I have a loathe/hate relationship with my work cellphone. It is a Nextel Blackberry 7100i, and it is probably the most ridiculous electronic gizzy I’ve ever had in my hands. It’s packed with extraneous options, the majority of which I doubt anybody ever uses. The voicemail is ridiculously complicated to get to. The “keyboard” sucks (and I’ll get into that in greater detail in just a minute). The battery-life lasts only longer than a lingering fart. The instruction manual assumes the user has evolved with the cellphone/PDA/smartphone market, and is maddeningly vague about such incidental information as “how to turn the blighted thing on” or “where is the ‘escape button’.”

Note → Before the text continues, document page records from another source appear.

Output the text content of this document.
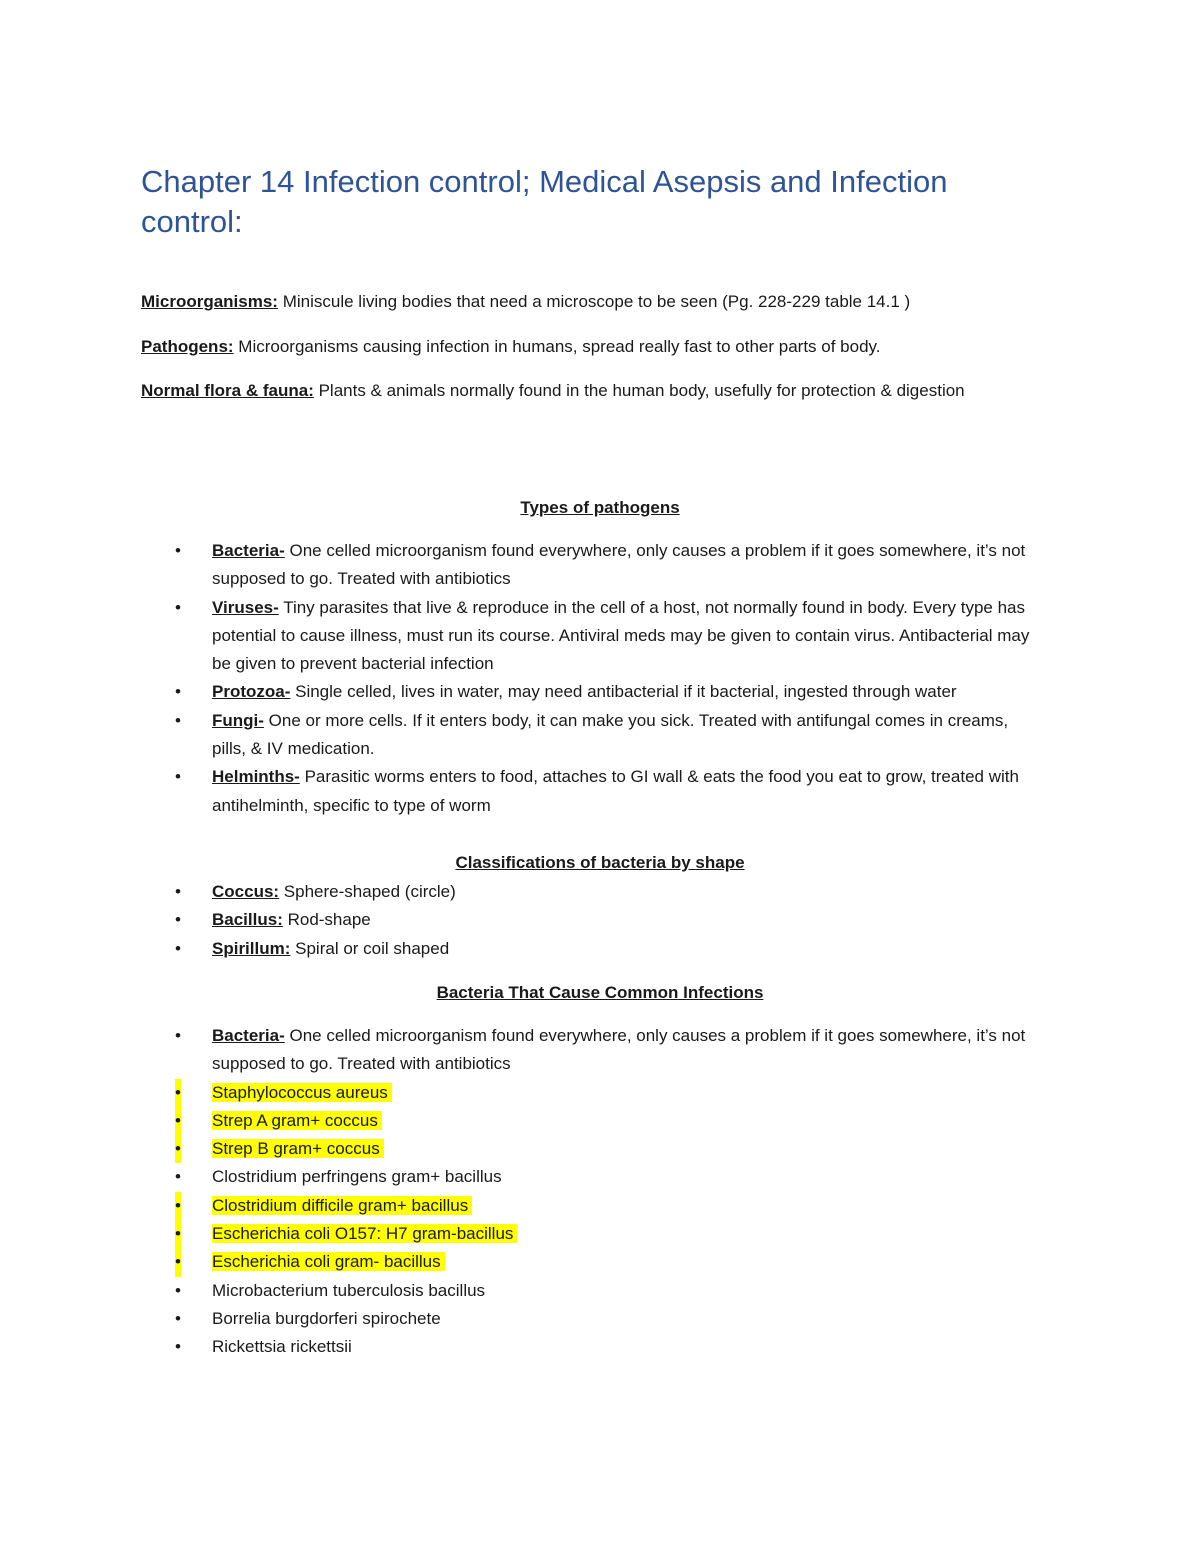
Chapter 14 Infection control; Medical Asepsis and Infection control:

Microorganisms: Miniscule living bodies that need a microscope to be seen (Pg. 228-229 table 14.1 )

Pathogens: Microorganisms causing infection in humans, spread really fast to other parts of body.

Normal flora & fauna: Plants & animals normally found in the human body, usefully for protection & digestion

Types of pathogens

• Bacteria- One celled microorganism found everywhere, only causes a problem if it goes somewhere, it’s not supposed to go. Treated with antibiotics
• Viruses- Tiny parasites that live & reproduce in the cell of a host, not normally found in body. Every type has potential to cause illness, must run its course. Antiviral meds may be given to contain virus. Antibacterial may be given to prevent bacterial infection
• Protozoa- Single celled, lives in water, may need antibacterial if it bacterial, ingested through water
• Fungi- One or more cells. If it enters body, it can make you sick. Treated with antifungal comes in creams, pills, & IV medication.
• Helminths- Parasitic worms enters to food, attaches to GI wall & eats the food you eat to grow, treated with antihelminth, specific to type of worm

Classifications of bacteria by shape

• Coccus: Sphere-shaped (circle)
• Bacillus: Rod-shape
• Spirillum: Spiral or coil shaped

Bacteria That Cause Common Infections

• Bacteria- One celled microorganism found everywhere, only causes a problem if it goes somewhere, it’s not supposed to go. Treated with antibiotics
• Staphylococcus aureus
• Strep A gram+ coccus
• Strep B gram+ coccus
• Clostridium perfringens gram+ bacillus
• Clostridium difficile gram+ bacillus
• Escherichia coli O157: H7 gram-bacillus
• Escherichia coli gram- bacillus
• Microbacterium tuberculosis bacillus
• Borrelia burgdorferi spirochete
• Rickettsia rickettsii
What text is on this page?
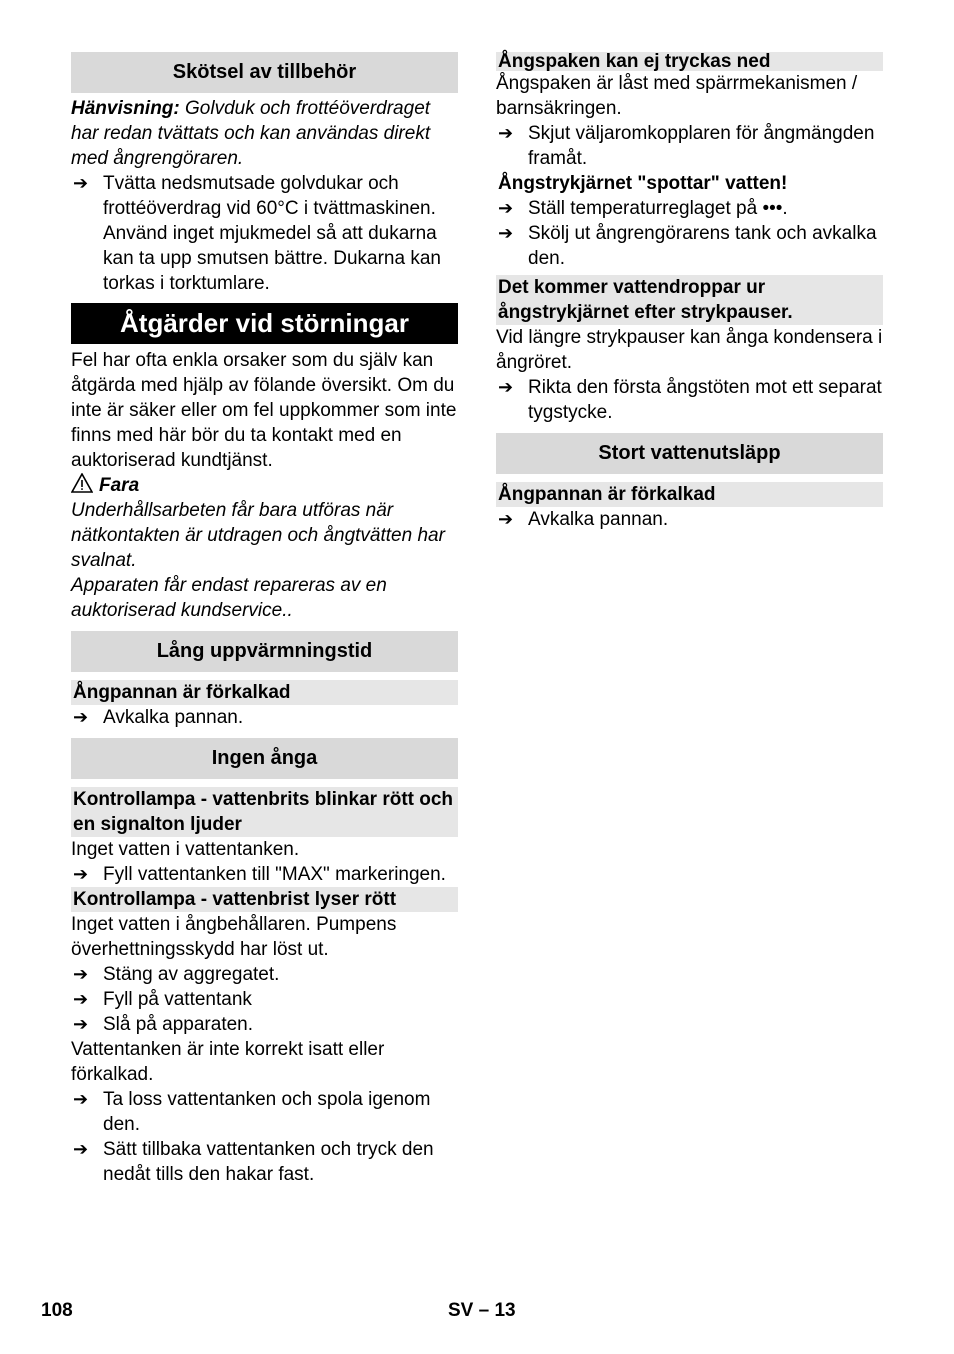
Skötsel av tillbehör
Hänvisning: Golvduk och frottéöverdraget har redan tvättats och kan användas direkt med ångrengöraren.
➔ Tvätta nedsmutsade golvdukar och frottéöverdrag vid 60°C i tvättmaskinen. Använd inget mjukmedel så att dukarna kan ta upp smutsen bättre. Dukarna kan torkas i torktumlare.
Åtgärder vid störningar
Fel har ofta enkla orsaker som du själv kan åtgärda med hjälp av fölande översikt. Om du inte är säker eller om fel uppkommer som inte finns med här bör du ta kontakt med en auktoriserad kundtjänst.
Fara
Underhållsarbeten får bara utföras när nätkontakten är utdragen och ångtvätten har svalnat.
Apparaten får endast repareras av en auktoriserad kundservice..
Lång uppvärmningstid
Ångpannan är förkalkad
➔ Avkalka pannan.
Ingen ånga
Kontrollampa - vattenbrits blinkar rött och en signalton ljuder
Inget vatten i vattentanken.
➔ Fyll vattentanken till "MAX" markeringen.
Kontrollampa - vattenbrist lyser rött
Inget vatten i ångbehållaren. Pumpens överhettningsskydd har löst ut.
➔ Stäng av aggregatet.
➔ Fyll på vattentank
➔ Slå på apparaten.
Vattentanken är inte korrekt isatt eller förkalkad.
➔ Ta loss vattentanken och spola igenom den.
➔ Sätt tillbaka vattentanken och tryck den nedåt tills den hakar fast.
Ångspaken kan ej tryckas ned
Ångspaken är låst med spärrmekanismen / barnsäkringen.
➔ Skjut väljaromkopplaren för ångmängden framåt.
Ångstrykjärnet "spottar" vatten!
➔ Ställ temperaturreglaget på •••.
➔ Skölj ut ångrengörarens tank och avkalka den.
Det kommer vattendroppar ur ångstrykjärnet efter strykpauser.
Vid längre strykpauser kan ånga kondensera i ångröret.
➔ Rikta den första ångstöten mot ett separat tygstycke.
Stort vattenutsläpp
Ångpannan är förkalkad
➔ Avkalka pannan.
108	SV – 13
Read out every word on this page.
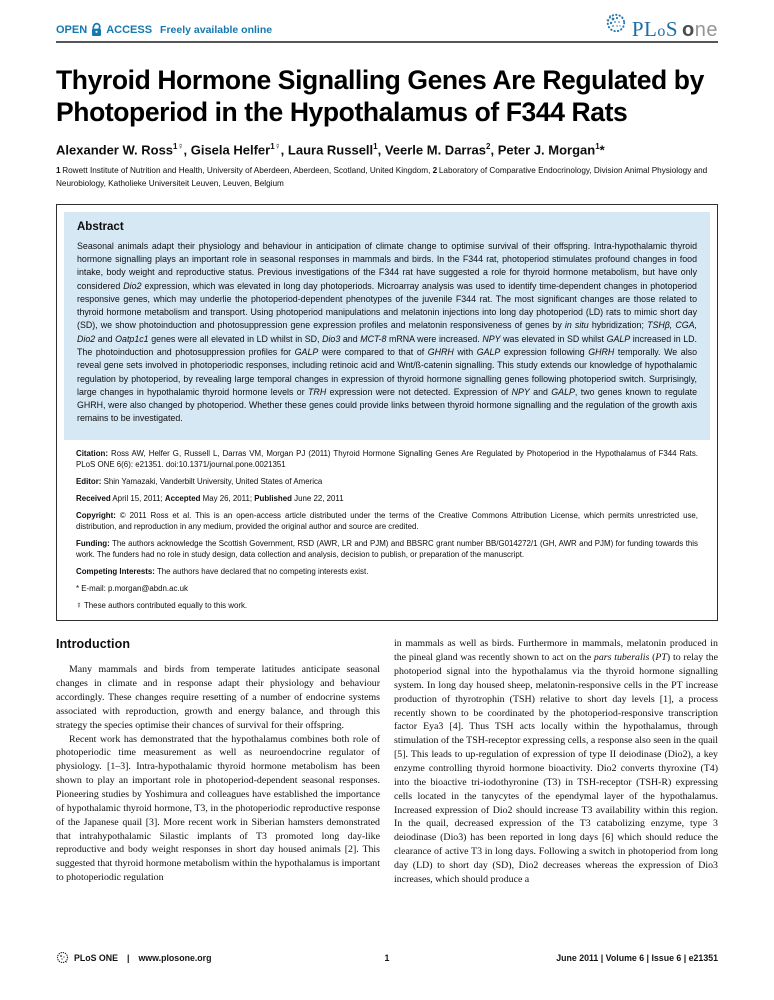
OPEN ACCESS Freely available online	PLoS one
Thyroid Hormone Signalling Genes Are Regulated by Photoperiod in the Hypothalamus of F344 Rats
Alexander W. Ross$^{1☿}$, Gisela Helfer$^{1☿}$, Laura Russell$^1$, Veerle M. Darras$^2$, Peter J. Morgan$^1$*
1 Rowett Institute of Nutrition and Health, University of Aberdeen, Aberdeen, Scotland, United Kingdom, 2 Laboratory of Comparative Endocrinology, Division Animal Physiology and Neurobiology, Katholieke Universiteit Leuven, Leuven, Belgium
Abstract

Seasonal animals adapt their physiology and behaviour in anticipation of climate change to optimise survival of their offspring. Intra-hypothalamic thyroid hormone signalling plays an important role in seasonal responses in mammals and birds. In the F344 rat, photoperiod stimulates profound changes in food intake, body weight and reproductive status. Previous investigations of the F344 rat have suggested a role for thyroid hormone metabolism, but have only considered Dio2 expression, which was elevated in long day photoperiods. Microarray analysis was used to identify time-dependent changes in photoperiod responsive genes, which may underlie the photoperiod-dependent phenotypes of the juvenile F344 rat. The most significant changes are those related to thyroid hormone metabolism and transport. Using photoperiod manipulations and melatonin injections into long day photoperiod (LD) rats to mimic short day (SD), we show photoinduction and photosuppression gene expression profiles and melatonin responsiveness of genes by in situ hybridization; TSHβ, CGA, Dio2 and Oatp1c1 genes were all elevated in LD whilst in SD, Dio3 and MCT-8 mRNA were increased. NPY was elevated in SD whilst GALP increased in LD. The photoinduction and photosuppression profiles for GALP were compared to that of GHRH with GALP expression following GHRH temporally. We also reveal gene sets involved in photoperiodic responses, including retinoic acid and Wnt/ß-catenin signalling. This study extends our knowledge of hypothalamic regulation by photoperiod, by revealing large temporal changes in expression of thyroid hormone signalling genes following photoperiod switch. Surprisingly, large changes in hypothalamic thyroid hormone levels or TRH expression were not detected. Expression of NPY and GALP, two genes known to regulate GHRH, were also changed by photoperiod. Whether these genes could provide links between thyroid hormone signalling and the regulation of the growth axis remains to be investigated.

Citation: Ross AW, Helfer G, Russell L, Darras VM, Morgan PJ (2011) Thyroid Hormone Signalling Genes Are Regulated by Photoperiod in the Hypothalamus of F344 Rats. PLoS ONE 6(6): e21351. doi:10.1371/journal.pone.0021351

Editor: Shin Yamazaki, Vanderbilt University, United States of America

Received April 15, 2011; Accepted May 26, 2011; Published June 22, 2011

Copyright: © 2011 Ross et al. This is an open-access article distributed under the terms of the Creative Commons Attribution License, which permits unrestricted use, distribution, and reproduction in any medium, provided the original author and source are credited.

Funding: The authors acknowledge the Scottish Government, RSD (AWR, LR and PJM) and BBSRC grant number BB/G014272/1 (GH, AWR and PJM) for funding towards this work. The funders had no role in study design, data collection and analysis, decision to publish, or preparation of the manuscript.

Competing Interests: The authors have declared that no competing interests exist.

* E-mail: p.morgan@abdn.ac.uk

☿ These authors contributed equally to this work.

Introduction

Many mammals and birds from temperate latitudes anticipate seasonal changes in climate and in response adapt their physiology and behaviour accordingly. These changes require resetting of a number of endocrine systems associated with reproduction, growth and energy balance, and through this strategy the species optimise their chances of survival for their offspring.

Recent work has demonstrated that the hypothalamus combines both role of photoperiodic time measurement as well as neuroendocrine regulator of physiology. [1–3]. Intra-hypothalamic thyroid hormone metabolism has been shown to play an important role in photoperiod-dependent seasonal responses. Pioneering studies by Yoshimura and colleagues have established the importance of hypothalamic thyroid hormone, T3, in the photoperiodic reproductive response of the Japanese quail [3]. More recent work in Siberian hamsters demonstrated that intrahypothalamic Silastic implants of T3 promoted long day-like reproductive and body weight responses in short day housed animals [2]. This suggested that thyroid hormone metabolism within the hypothalamus is important to photoperiodic regulation

in mammals as well as birds. Furthermore in mammals, melatonin produced in the pineal gland was recently shown to act on the pars tuberalis (PT) to relay the photoperiod signal into the hypothalamus via the thyroid hormone signalling system. In long day housed sheep, melatonin-responsive cells in the PT increase production of thyrotrophin (TSH) relative to short day levels [1], a process recently shown to be coordinated by the photoperiod-responsive transcription factor Eya3 [4]. Thus TSH acts locally within the hypothalamus, through stimulation of the TSH-receptor expressing cells, a response also seen in the quail [5]. This leads to up-regulation of expression of type II deiodinase (Dio2), a key enzyme controlling thyroid hormone bioactivity. Dio2 converts thyroxine (T4) into the bioactive tri-iodothyronine (T3) in TSH-receptor (TSH-R) expressing cells located in the tanycytes of the ependymal layer of the hypothalamus. Increased expression of Dio2 should increase T3 availability within this region. In the quail, decreased expression of the T3 catabolizing enzyme, type 3 deiodinase (Dio3) has been reported in long days [6] which should reduce the clearance of active T3 in long days. Following a switch in photoperiod from long day (LD) to short day (SD), Dio2 decreases whereas the expression of Dio3 increases, which should produce a

1
PLoS ONE	|	www.plosone.org	June 2011 | Volume 6 | Issue 6 | e21351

The keyboard, the main thing I really wanted to grouse about today, is the deepest seat of my Blackberry loathing. It is a “modified QWERTY” keyboard, and it sucks most mightily.Â
I’m kind of txt-chlngd anyhow, but I got used to it enough to enter people’s names in my personal cellphone’s address book. The “letters” were the same configuration you get on a normal phone. 2-ABC, 3-DEF, 4-GHI, and so on. The 0 key was the space-bar. If I wanted to dial 1-800-BITEME, it would be 1-800-248363.  Well, on this Blackberry, there are a flank of extra keys on either side of the normal number-pad, these keys comprising extra letters and symbols. The keypad is 5 keys across and 4 down, and the topmost left-hand key is !QW, then 1ER, 2TY, 3UI, and .OP You use a special extra key on the bottom-left to get the ! . ? and other special characters, and also to capitalize…I think. I have yet to muster up the patience to find out. This fake-QWERTY keyboard presupposes a familiarity with hunt-and-peck, a dirty habit I forcefully broke and forgot after a long and hard-won battle to learn to type properly back in highschool. When I’m typing on a real keyboard I don’t look at the keys; when I do, it completely messes me up. When I look at the fake-QWERTY pad on this Blackberry, I’m constantly thinking, “dammit it, where’s the fuckin’ “b” when you need it?” On a regular phone-type keypad, the letters are sensibly arranged in alphabetical order, where anyone can find them. On the Blackberry, the pad is way too small to touch-type on, besides which you have to hit the key twice to get the second letter on it. It makes no earthly sense to have the quasi-QWERTY layout, when you can’t actually use the keypad like a real keyboard. It just makes it harder and more awkward to find the letters. I didn’t fail typing in 1992, then pass it in 1993 to revert to hunt-n-pecking in 2007, by golly!
I think I’d have a lot better attitude toward this Blackberry if it had a normal keypad and if I could eliminate or hide some of the most extraneous icons and create shortcuts to the features I actually used. The way it is now, it is too cluttered, requires too many steps and button-twiddling, and the keypad is so inconvenient as to seem like an intentional, malicious mis-design.